Other scientists previously had shown that interferon gamma helps the immune system fight off some strains of bacteria. This led Virgin and his colleagues to test herpes-infected mice with exposure to the bacteria Yersinia pestis, which causes plague, and Listeria monocytogenes, which is a minor cause of food poisoning and can infect the central nervous system. Many aspects of Listeria infection in mice are also similar to those that occur in humans infected with tuberculsis. They found that when mice had a latent herpes infection, the bacteria replicated more slowly and were less likely to kill the mice.
When herpes was still in the acute phase of infection, no protective effect was present. When scientists exposed the mice to a mutant herpes virus that can infect but cannot establish latency, the herpes infection did not confer resistance.
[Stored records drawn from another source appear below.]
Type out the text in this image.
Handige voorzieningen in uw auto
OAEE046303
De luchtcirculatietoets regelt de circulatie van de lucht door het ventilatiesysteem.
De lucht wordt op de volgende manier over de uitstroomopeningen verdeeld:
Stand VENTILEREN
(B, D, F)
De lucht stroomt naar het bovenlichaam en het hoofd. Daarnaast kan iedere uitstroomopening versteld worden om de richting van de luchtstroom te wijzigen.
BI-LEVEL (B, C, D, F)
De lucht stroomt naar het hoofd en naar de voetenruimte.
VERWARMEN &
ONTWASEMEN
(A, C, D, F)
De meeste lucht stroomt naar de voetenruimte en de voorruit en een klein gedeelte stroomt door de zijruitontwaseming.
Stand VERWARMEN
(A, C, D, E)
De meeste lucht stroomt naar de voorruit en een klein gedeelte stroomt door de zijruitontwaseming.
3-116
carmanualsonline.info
The protective effect could be produced by two different mouse herpes viruses.
"We have a good feel for who the main players are in this protective effect, but we need further research to better understand the exact mechanisms that underlie the process," Virgin says.
He suspects that the virus may be prompting the immune system to produce more interferon gamma to keep itself from emerging from latency. If the virus stays latent, it prevents itself from seriously endangering the host and can continue to spread to new hosts from its current perch.
"We need to explore whether there are additional costs and benefits to the host from this," Virgin says. "Are there additional pathogens that find it harder to come in as a secondary infection after herpes becomes latent" Do other latent infections convey similar protective effects" These are not the kinds of questions we're accustomed to asking about such infections, but our findings suggest that we need to start."